I tried to search online, but did not find answers.
Based on the java doc, ByteBuffer.wrap() create a new ByteBuffer in each call. In a long-running application, if the gc is not triggered, but the app has been continuously calling ByteBuffer.wrap(), the application may use a lot more memory out side of the java heap, and cause potential memory leak. Is is right?
public static ByteBuffer wrap(byte[] array)
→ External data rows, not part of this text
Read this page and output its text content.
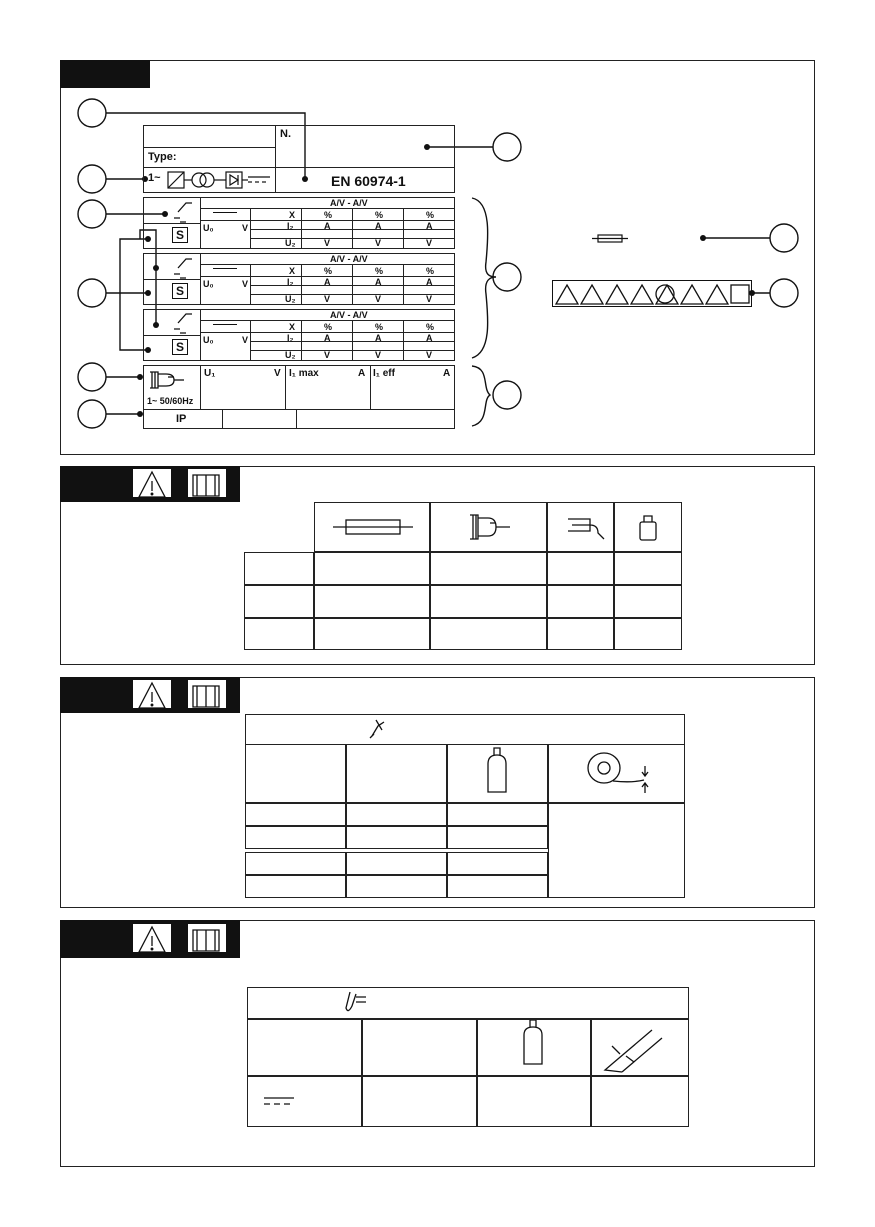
N.
Type:
EN 60974-1
1~
1~ 50/60Hz
U₁	V I₁ max	A I₁ eff	A
IP
A/V - A/V
X	%	%	%
I₂	A	A	A
U₂	V	V	V
U₀	V
S
A/V - A/V
X	%	%	%
I₂	A	A	A
U₂	V	V	V
U₀	V
S
A/V - A/V
X	%	%	%
I₂	A	A	A
U₂	V	V	V
U₀	V
S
Wraps a byte array into a buffer.
The new buffer will be backed by the given byte array; that is, modifications
to the buffer will cause the array to be modified and vice versa. The new
buffer's capacity and limit will be array.length, its position will be zero,
and its mark will be undefined. Its backing array will be the given array, and
its array offset will be zero.
Based on the jdk code, it seems that the answer is no, as ByteBuffer.wrap() creates a new HeapByteBuffer object, but did not allocate a new buffer underneath.
public static ByteBuffer wrap(byte[] array,
int offset, int length)
{
try {
return new HeapByteBuffer(array, offset, length);
} catch (IllegalArgumentException x) {
throw new IndexOutOfBoundsException();
}
}
It's only an issue if you are keeping hard references of the arrays or the wrapping ByteBuffers.
The "wrap" method does not allocate memory out side of the heap like a direct ByteBuffer. The garbage collector should be able to clean it up before an OutOfMemory error occurs.